Zwei Unklarheiten kann man ja auch noch in Deinem letzten Brief finden, sie sind die letzte kleinste Möglichkeit für die fast unsterbliche Hoffnung. Du bist noch immer so unglücklich, noch immer so unfähig zu überlegen und außerdem gestehst Du ein (dafür bedarf es allerdings keines Eingeständnisses), dass Du im Tiergarten nicht alles" gesagt hast. Wäre nur der übrige Brief nicht so klar, ich könnte mich an diese zwei Unklarheiten halten!
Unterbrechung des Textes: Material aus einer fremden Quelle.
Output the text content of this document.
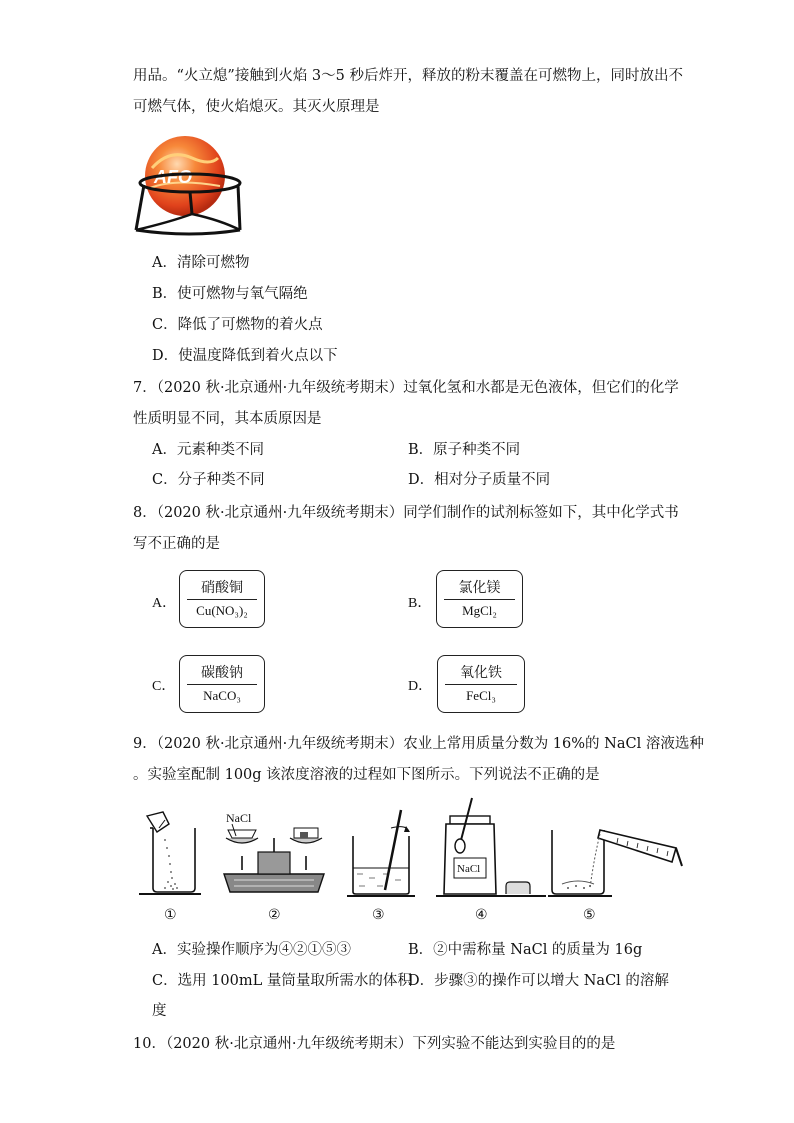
用品。“火立熄”接触到火焰 3～5 秒后炸开，释放的粉末覆盖在可燃物上，同时放出不
可燃气体，使火焰熄灭。其灭火原理是
AFO
A．清除可燃物
B．使可燃物与氧气隔绝
C．降低了可燃物的着火点
D．使温度降低到着火点以下
7．（2020 秋·北京通州·九年级统考期末）过氧化氢和水都是无色液体，但它们的化学
性质明显不同，其本质原因是
A．元素种类不同	B．原子种类不同
C．分子种类不同	D．相对分子质量不同
8．（2020 秋·北京通州·九年级统考期末）同学们制作的试剂标签如下，其中化学式书
写不正确的是
A．
硝酸铜
Cu(NO₃)₂	B．
氯化镁
MgCl₂
C．
碳酸钠
NaCO₃
D．
氧化铁
FeCl₃
9．（2020 秋·北京通州·九年级统考期末）农业上常用质量分数为 16%的 NaCl 溶液选种
。实验室配制 100g 该浓度溶液的过程如下图所示。下列说法不正确的是
①
NaCl
②	③
NaCl
④	⑤
A．实验操作顺序为④②①⑤③	B．②中需称量 NaCl 的质量为 16g
C．选用 100mL 量筒量取所需水的体积
D．步骤③的操作可以增大 NaCl 的溶解
度
10．（2020 秋·北京通州·九年级统考期末）下列实验不能达到实验目的的是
Wie sehr wollte ich das! Sag mir doch, Felice: Warum zwingst Du Dich, warum willst Du Dich zwingen? Was hat sich seit dem Spaziergang im Tiergarten verändert? Nichts, Du sagst es ja. Was hat sich aber bei Dir seit unsern guten Tagen verändert? Alles, Du sagst es auch. Warum also willst Du Dich opfern, warum? Frage nicht immer, ob ich Dich will! Diese Fragen zu lesen, macht mich zum Sterben traurig. Solche Fragen stehn in Deinem Brief, aber kein Wort, kein Wörtchen von Dir, kein Wort darüber, was Du für Dich erwartest, kein Wort darüber, was die Heirat für Dich bedeuten würde. Alles stimmt zusammen, für Dich ist es ein Opfer, darüber ist dann nichts mehr zu sagen.

Ich wäre ganz gewiß nicht imstande gewesen, das, was ich jetzt geschrieben habe, Dir ins Gesicht zu sagen, eher wäre ich imstande gewesen, mich vor Dich hinzuwerfen und Dich für immer zu halten. Deshalb ist es gut, dass ich nicht gefahren bin.
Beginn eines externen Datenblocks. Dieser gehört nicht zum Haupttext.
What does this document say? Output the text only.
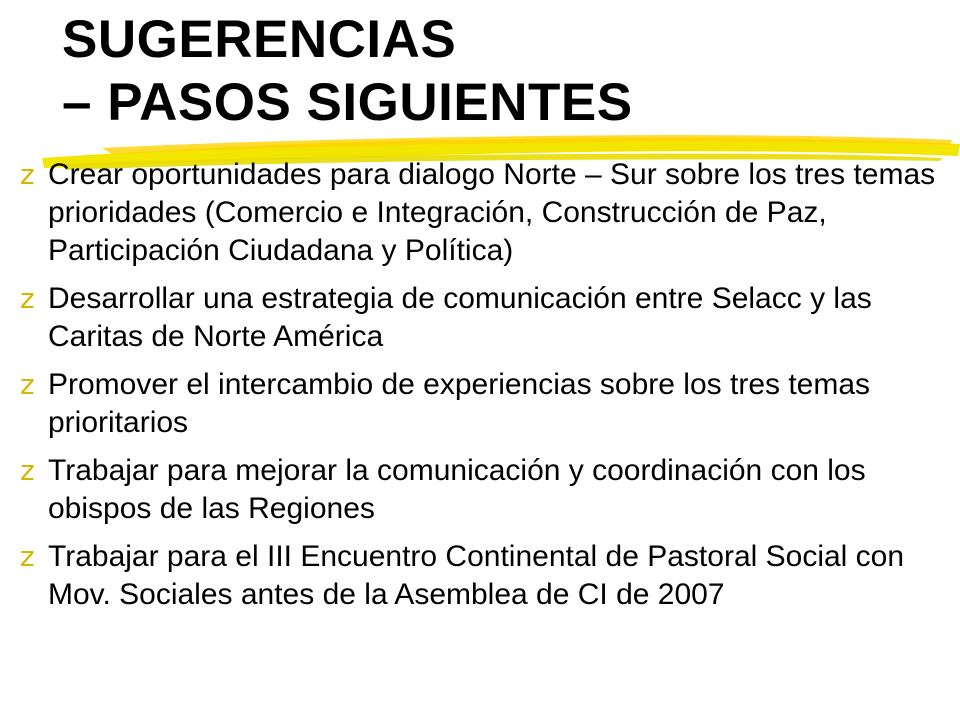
SUGERENCIAS
– PASOS SIGUIENTES
z Crear oportunidades para dialogo Norte – Sur sobre los tres temas prioridades (Comercio e Integración, Construcción de Paz, Participación Ciudadana y Política)
z Desarrollar una estrategia de comunicación entre Selacc y las Caritas de Norte América
z Promover el intercambio de experiencias sobre los tres temas prioritarios
z Trabajar para mejorar la comunicación y coordinación con los obispos de las Regiones
z Trabajar para el III Encuentro Continental de Pastoral Social con Mov. Sociales antes de la Asemblea de CI de 2007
Du fragst nach meinen Plänen, ich weiß nicht genau, was Du damit meinst, aber ich glaube, ich kann Dir sie jetzt offen sagen. Als ich von Riva zurückkam, war ich aus verschiedenen Gründen entschlossen zu kündigen. Ich sah es schon seit einem Jahre und seit länger ein, dass mein Posten nur dann einen Sinn, nur dann einen guten Sinn für mich hätte, wenn ich Dich heirate (jemand anderer kommt, seitdem ich Dich kenne, für mich nicht in Betracht, wird auch nicht in Betracht kommen). Dann bekäme mein Posten einen guten Sinn, würde fast liebenswert werden. (Ähnliches brachte ich auch dem Dr. Weiß bei und er besteht jetzt, wie Du im Kaffeehaus gehört hast, geradezu unbedingt darauf.) Heirate ich Dich nicht, dann ist mein Posten, so leicht er mir sonst (von Ausnahmszeiten abgesehen) fällt, eine Widerlichkeit, denn ich verdiene mehr, als ich brauche, und das ist sinnlos. Es kommt noch einiges dazu, wovon ich doch lieber nicht reden will. Das alles aber sagte ich meiner Mutter zum erstenmal, als ich von Berlin zurückkam. Sie verstand das alles ziemlich gut, bat mich aber, zuerst Dir schreiben zu dürfen, vielleicht verstand sie es nur deshalb so gut, weil sie mir das, was ich von Dir gesagt hatte, nicht glaubte und auf ihren Brief an Dich große Hoffnungen setzte. Jetzt weißt Du also auch, warum ich meine Mutter habe schreiben lassen.

Nun, Felice? Mir ist fast so, als stünde ich auf dem Perron des Anhalter Bahnhofes, Du wärest ausnahmsweise gekommen, ich hätte Dein Gesicht vor mir und sollte mich für immer von Dir verabschieden. - Für Montag erwarte ich noch einen Expressbrief, ein Wunder; was weiß ich denn, was ich erwarte. Von Dienstag ab erwarte ich nichts mehr.